My mother used to work in the healing arts.  She studied and practiced alternative medicine before it became as mainstream as it is now.  (You can thank her for playing a role in why you have these things so readily available to you.  It wasn't easy, because the medical field was pushing back.  They are still pushing back, to a certain extent.)  For a time, she worked in a clinic that was healing people of major illnesses, through diet and herbs, and natural medicines.  After she left the clinic, she began doing massage therapy.  She can be proud of her life of service, for I know she healed and touched many who were at the brink of death, with her healing arts being their last resort. 

In fact, when I came up against a life threatening condition of my own, it was her I myself turned to.  Her, I trusted.  We may have had our issues, but my faith in her knowledge had me literally putting my life into her capable hands where the care for the body was concerned.  I obeyed and did everything she told me.  I believed in her, and honored the work she did.

But something happened...something began to change.  Her focus began to shift, ever so subtly.  In fact, it is only now that I can see what happened...because I fell into the same trap.  To this day, I don't think she looks at those she saved, or all those grateful hearts she touched, but instead, looks at those she didn't.  Or, more accurately put...those who refused. 

I think it boggles the mind of a healer.  Creates some sort of shock.  For truly, it goes against nature.  Everything in nature responds to healing.  Wants to get back to it's natural way of being.  Hell, at the very least, even recognizes, instinctively, what it's natural way is

That bird I saved years ago wanted to fly again.  I knew he did.  He knew his wing was broken, knew that something was broken, and worked with me to heal himself.  I think he knew I wanted what he wanted...to fly again.  To be in his natural environment.  He heard the call, the song of his feathered friends, and longed to go back to them, be a part of them again.  

That bird didn't hold tightly to his broken wing, defending the wound, making himself right about how he couldn't fly anymore.  Bless his heart, he just kept tryin'!  He never gave up.  He got tired, weary from the work, but I didn't feel him ever give up.  He never quit until he flew again.  And he wouldn't have flown again without me.  He had help, and received it. 

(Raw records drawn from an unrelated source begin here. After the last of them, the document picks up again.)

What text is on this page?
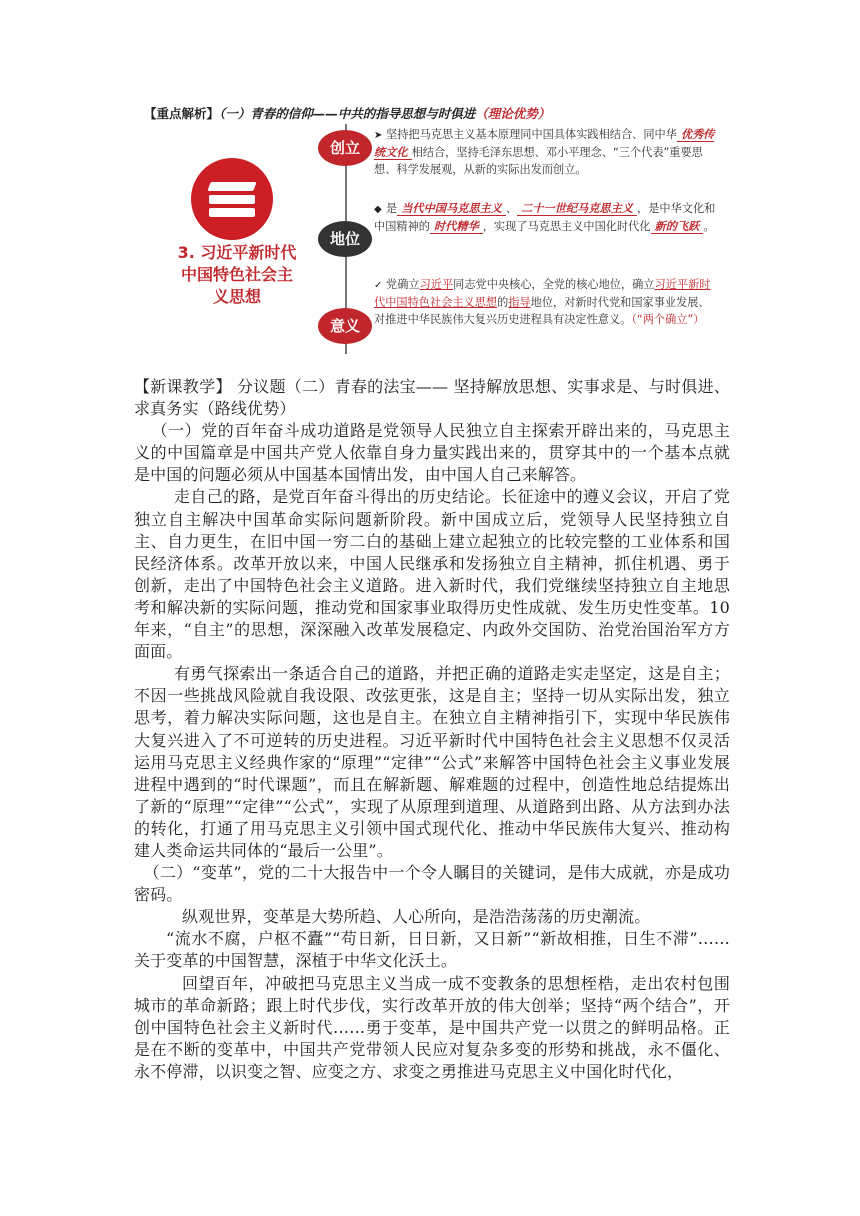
【重点解析】（一）青春的信仰——中共的指导思想与时俱进（理论优势）
3. 习近平新时代
中国特色社会主
义思想
创立
地位
意义
➤ 坚持把马克思主义基本原理同中国具体实践相结合、同中华 优秀传统文化 相结合，坚持毛泽东思想、邓小平理念、“三个代表”重要思想、科学发展观，从新的实际出发而创立。
◆ 是 当代中国马克思主义 、 二十一世纪马克思主义 ，是中华文化和中国精神的 时代精华 ，实现了马克思主义中国化时代化 新的飞跃 。
✓ 党确立习近平同志党中央核心，全党的核心地位，确立习近平新时代中国特色社会主义思想的指导地位，对新时代党和国家事业发展、对推进中华民族伟大复兴历史进程具有决定性意义。（“两个确立”）

【新课教学】 分议题（二）青春的法宝—— 坚持解放思想、实事求是、与时俱进、求真务实（路线优势）

（一）党的百年奋斗成功道路是党领导人民独立自主探索开辟出来的，马克思主义的中国篇章是中国共产党人依靠自身力量实践出来的，贯穿其中的一个基本点就是中国的问题必须从中国基本国情出发，由中国人自己来解答。

走自己的路，是党百年奋斗得出的历史结论。长征途中的遵义会议，开启了党独立自主解决中国革命实际问题新阶段。新中国成立后，党领导人民坚持独立自主、自力更生，在旧中国一穷二白的基础上建立起独立的比较完整的工业体系和国民经济体系。改革开放以来，中国人民继承和发扬独立自主精神，抓住机遇、勇于创新，走出了中国特色社会主义道路。进入新时代，我们党继续坚持独立自主地思考和解决新的实际问题，推动党和国家事业取得历史性成就、发生历史性变革。10年来，“自主”的思想，深深融入改革发展稳定、内政外交国防、治党治国治军方方面面。

有勇气探索出一条适合自己的道路，并把正确的道路走实走坚定，这是自主；不因一些挑战风险就自我设限、改弦更张，这是自主；坚持一切从实际出发，独立思考，着力解决实际问题，这也是自主。在独立自主精神指引下，实现中华民族伟大复兴进入了不可逆转的历史进程。习近平新时代中国特色社会主义思想不仅灵活运用马克思主义经典作家的“原理”“定律”“公式”来解答中国特色社会主义事业发展进程中遇到的“时代课题”，而且在解新题、解难题的过程中，创造性地总结提炼出了新的“原理”“定律”“公式”，实现了从原理到道理、从道路到出路、从方法到办法的转化，打通了用马克思主义引领中国式现代化、推动中华民族伟大复兴、推动构建人类命运共同体的“最后一公里”。

（二）“变革”，党的二十大报告中一个令人瞩目的关键词，是伟大成就，亦是成功密码。

纵观世界，变革是大势所趋、人心所向，是浩浩荡荡的历史潮流。

“流水不腐，户枢不蠹”“苟日新，日日新，又日新”“新故相推，日生不滞”……关于变革的中国智慧，深植于中华文化沃土。

回望百年，冲破把马克思主义当成一成不变教条的思想桎梏，走出农村包围城市的革命新路；跟上时代步伐，实行改革开放的伟大创举；坚持“两个结合”，开创中国特色社会主义新时代……勇于变革，是中国共产党一以贯之的鲜明品格。正是在不断的变革中，中国共产党带领人民应对复杂多变的形势和挑战，永不僵化、永不停滞，以识变之智、应变之方、求变之勇推进马克思主义中国化时代化，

But humans...How could someone not want to be healed?  What was that in them that resisted, refused, and rebelled against healing?  How could they not want to go back to what is natural? 

That wall.  It is that wall my mother and I bumped up against...again and again.  That resistant thing that will not forgive.  That prideful thing that will refuse help.  That refuses to see, or even admit they even need help, because needing help is seen as weak. 

We get nowhere without help.  I would be nowhere without help.  All those people that my mother helped heal would not be anywhere without help. 

That disappointment was directed right at mankind.  Because this is what I saw...a difference.  Even an indifference.  And my heart didn't know what to do with what I saw.  My mind didn't know how to reconcile such a discordance with nature.  Man could choose...and wasn't. 

*~*~*

The bird wanted to fly again.  Humans did not want to rise again, choosing again and again to hold onto their wounds, under their own free will.  That was the supreme difference.  Simply...unwillingness.